While I am a fan of the art of knife throwing I’m never entirely sure about how to answer this question as it really depends on what you expect from a throwing knife.
Based on what Hollywood generally shows (and what a lot of beginners have in mind when they start) throwing knives are probably not a good choice for self-defense.
While you absolutely can do damage to someone throwing a knife at them (practice responsibly folks) and it really doesn’t take that much practice to get fairly accurate at getting a throwing knife to stick in the target – judging the distance is usually the tricky part.
I love knife throwing. I think it’s a fantastic sport and hobby but I wouldn’t expect them to work in a zombie apocalypse or an emergency situation. They could do the job – but so could a rock from the ground and unless you’re really practicing at different ranges you’re probably going to be more accurate with the rock.
Are Throwing Knives Good for Self Defense?
Avoid the legality side of things (because that should factor into using a throwing knife for self-defense but I don’t know where you are) at a push they could work.
But it’s probably not going to be a good idea. At best, it’s going to be highly situational.
Someone experienced with the hobby will land a good deal of shots consistently however unless you hit something incredibly important your attacker isn’t going to be immediately stopped and (unlike archery for example) your attacker now has another weapon to use against you.
They’re probably inexperienced at throwing a knife but I still wouldn’t want to give them the extra edge. Literally.
There are situations where I can see throwing knives being effective for self-defense but in most situations, you’re probably better to run.
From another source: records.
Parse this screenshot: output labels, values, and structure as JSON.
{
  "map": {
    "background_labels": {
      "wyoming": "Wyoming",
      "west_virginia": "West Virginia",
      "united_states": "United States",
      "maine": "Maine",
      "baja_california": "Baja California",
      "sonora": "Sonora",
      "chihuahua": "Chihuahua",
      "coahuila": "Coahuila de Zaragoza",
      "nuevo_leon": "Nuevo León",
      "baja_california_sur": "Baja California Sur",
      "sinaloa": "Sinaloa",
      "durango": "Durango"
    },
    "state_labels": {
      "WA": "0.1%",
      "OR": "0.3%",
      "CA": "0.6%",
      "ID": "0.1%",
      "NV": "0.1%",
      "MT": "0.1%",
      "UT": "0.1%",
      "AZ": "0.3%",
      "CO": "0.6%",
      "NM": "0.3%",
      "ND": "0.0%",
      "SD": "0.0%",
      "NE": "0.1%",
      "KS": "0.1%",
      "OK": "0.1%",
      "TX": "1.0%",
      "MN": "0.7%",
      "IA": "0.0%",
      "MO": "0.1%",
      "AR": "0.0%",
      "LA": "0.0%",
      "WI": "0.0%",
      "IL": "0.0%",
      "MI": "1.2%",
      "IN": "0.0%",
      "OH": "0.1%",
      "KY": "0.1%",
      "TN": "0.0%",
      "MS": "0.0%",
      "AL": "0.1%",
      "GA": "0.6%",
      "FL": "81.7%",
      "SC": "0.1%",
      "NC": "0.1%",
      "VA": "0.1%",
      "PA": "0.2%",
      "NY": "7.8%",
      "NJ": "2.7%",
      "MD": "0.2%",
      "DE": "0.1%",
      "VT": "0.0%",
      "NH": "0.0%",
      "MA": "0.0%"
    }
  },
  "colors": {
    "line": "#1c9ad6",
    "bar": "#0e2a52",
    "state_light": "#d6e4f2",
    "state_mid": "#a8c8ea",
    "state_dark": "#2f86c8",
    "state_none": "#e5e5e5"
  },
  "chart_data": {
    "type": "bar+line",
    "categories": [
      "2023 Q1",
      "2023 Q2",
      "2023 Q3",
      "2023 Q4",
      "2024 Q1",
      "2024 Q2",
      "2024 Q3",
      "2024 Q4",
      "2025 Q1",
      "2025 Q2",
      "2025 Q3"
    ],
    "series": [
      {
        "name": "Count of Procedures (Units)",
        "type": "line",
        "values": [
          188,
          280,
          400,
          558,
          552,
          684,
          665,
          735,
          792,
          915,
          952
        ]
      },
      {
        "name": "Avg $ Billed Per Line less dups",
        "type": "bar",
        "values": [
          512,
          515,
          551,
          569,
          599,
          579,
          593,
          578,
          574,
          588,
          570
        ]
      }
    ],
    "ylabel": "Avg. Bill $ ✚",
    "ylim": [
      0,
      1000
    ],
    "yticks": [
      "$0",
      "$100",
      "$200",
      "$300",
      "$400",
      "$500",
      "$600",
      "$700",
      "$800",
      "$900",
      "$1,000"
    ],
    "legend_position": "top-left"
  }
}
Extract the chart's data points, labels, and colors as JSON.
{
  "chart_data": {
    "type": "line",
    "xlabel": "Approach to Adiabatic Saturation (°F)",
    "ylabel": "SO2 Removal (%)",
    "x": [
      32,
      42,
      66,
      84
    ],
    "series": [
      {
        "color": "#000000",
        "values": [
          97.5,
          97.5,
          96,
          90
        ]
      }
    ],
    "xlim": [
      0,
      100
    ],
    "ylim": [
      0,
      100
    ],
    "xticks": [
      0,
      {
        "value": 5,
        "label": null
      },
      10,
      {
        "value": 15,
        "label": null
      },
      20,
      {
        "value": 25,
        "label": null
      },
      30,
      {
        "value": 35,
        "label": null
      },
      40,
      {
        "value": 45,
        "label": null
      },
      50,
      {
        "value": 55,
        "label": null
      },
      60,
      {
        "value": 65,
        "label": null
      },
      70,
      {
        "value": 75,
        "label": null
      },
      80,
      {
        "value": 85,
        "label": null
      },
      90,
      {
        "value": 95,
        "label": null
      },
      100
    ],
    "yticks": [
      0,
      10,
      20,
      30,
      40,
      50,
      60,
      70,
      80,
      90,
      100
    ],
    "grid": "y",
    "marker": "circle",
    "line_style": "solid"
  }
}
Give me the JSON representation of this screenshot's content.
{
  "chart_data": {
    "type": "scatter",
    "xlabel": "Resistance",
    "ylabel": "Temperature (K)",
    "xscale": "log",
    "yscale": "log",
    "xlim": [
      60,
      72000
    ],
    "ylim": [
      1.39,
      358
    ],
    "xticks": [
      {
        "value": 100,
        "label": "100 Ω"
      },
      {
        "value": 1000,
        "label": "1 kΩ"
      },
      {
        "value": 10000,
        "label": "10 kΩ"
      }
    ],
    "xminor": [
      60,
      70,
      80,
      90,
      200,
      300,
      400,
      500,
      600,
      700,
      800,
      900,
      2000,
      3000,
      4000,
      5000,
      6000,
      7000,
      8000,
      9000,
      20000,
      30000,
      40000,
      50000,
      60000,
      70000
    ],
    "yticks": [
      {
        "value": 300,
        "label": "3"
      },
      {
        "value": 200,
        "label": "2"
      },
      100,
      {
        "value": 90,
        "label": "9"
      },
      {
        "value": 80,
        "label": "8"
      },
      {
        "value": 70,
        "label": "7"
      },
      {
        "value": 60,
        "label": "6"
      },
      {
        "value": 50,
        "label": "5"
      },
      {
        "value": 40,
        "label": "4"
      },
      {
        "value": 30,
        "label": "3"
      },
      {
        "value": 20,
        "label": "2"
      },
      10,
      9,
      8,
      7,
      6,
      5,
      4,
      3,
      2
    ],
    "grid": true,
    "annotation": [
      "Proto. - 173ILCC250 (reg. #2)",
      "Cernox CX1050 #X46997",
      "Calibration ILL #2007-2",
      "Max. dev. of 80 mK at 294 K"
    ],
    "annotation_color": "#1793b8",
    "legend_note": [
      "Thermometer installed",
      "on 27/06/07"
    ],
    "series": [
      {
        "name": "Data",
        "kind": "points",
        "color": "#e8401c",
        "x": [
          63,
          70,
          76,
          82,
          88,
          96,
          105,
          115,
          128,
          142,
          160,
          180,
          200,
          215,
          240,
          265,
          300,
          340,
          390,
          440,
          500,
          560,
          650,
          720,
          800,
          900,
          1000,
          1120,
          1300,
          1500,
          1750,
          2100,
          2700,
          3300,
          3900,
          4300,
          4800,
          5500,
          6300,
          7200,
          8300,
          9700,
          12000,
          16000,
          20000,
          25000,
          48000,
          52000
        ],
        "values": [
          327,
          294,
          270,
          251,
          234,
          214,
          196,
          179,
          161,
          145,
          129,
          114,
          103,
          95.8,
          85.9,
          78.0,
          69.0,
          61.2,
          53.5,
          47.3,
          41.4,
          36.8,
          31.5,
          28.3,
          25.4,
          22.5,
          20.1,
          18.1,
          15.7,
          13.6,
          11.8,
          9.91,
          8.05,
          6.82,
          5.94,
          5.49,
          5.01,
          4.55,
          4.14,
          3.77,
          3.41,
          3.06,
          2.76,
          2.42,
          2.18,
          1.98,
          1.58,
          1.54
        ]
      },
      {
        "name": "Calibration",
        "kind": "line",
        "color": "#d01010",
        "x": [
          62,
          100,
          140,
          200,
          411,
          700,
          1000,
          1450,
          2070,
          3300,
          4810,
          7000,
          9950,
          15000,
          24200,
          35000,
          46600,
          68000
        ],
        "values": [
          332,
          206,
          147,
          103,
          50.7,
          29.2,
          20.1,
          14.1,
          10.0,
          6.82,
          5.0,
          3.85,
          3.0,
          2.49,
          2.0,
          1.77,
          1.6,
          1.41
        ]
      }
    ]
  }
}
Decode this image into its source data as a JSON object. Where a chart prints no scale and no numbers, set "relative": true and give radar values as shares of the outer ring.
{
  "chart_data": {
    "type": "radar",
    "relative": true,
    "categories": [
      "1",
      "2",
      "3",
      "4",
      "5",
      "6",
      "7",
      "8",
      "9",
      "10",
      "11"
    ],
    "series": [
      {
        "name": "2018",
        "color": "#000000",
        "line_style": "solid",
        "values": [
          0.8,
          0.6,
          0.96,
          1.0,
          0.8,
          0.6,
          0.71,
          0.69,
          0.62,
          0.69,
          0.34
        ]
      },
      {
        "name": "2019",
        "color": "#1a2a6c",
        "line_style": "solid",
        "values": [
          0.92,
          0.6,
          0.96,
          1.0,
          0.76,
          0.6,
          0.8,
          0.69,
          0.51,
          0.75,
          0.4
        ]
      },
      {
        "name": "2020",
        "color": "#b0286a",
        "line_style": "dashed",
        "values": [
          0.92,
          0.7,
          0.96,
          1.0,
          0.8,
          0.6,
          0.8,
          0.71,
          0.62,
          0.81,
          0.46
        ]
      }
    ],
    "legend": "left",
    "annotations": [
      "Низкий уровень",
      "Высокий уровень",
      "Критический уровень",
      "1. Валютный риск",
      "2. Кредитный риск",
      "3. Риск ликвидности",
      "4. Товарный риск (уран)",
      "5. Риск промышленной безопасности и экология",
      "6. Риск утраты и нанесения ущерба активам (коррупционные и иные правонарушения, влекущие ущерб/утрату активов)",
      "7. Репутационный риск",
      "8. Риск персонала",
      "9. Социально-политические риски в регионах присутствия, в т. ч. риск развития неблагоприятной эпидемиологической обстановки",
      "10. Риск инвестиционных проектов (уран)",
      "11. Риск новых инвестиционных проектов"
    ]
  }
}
Are Throwing Knives Impractical?
In the hands of practiced knife throwers, they’re effective at various ranges, they’re small and easy to transport so I wouldn’t say they’re impractical… but it does depend on what you’re looking to do with them.
Compared to a gun (for example) they’re pretty impractical. Once you throw them you’re probably going to want your knife back but if you are able to collect it again – you don’t have to deal with ammo limits or the noise.
They are not what you see in some Hollywood movies of a perfectly balanced knife flying through a dozen trees to land perfectly every single time.
For something like hunting again they could work but unless you have a specific need for knives then there are plenty of better options out there that probably don’t require as much practice to be efficient.
This all said none of it prevents me from practicing my knife throwing. It can still be a handy skill to have once you are proficient and accurate and it’s a whole lot of fun.
Are Throwing Knives Sharp?
A throwing knife should almost never be sharp in the way a normal knife is. You want a sharp pointed tip on the end for hitting the target but you want fairly blunted edges for actual throwing.
You could technically try and throw any knife but if you look at something like the SOG Fling knives there’s a clear difference between that and a butter knife. The edges need to be smooth so they don’t cut your hands but the edges are not supposed to hit the target – the pointed tip is.
Some throwing knives
You could throw a sharp knife and you probably have a better chance of hitting a target that way since a near-miss might still hit the edge but you absolutely run the risk of hurting yourself and that’s not good practice. Especially with some of the heavier knives, you don’t want sharp edges for throwing.
The rest of the knife is designed for balance.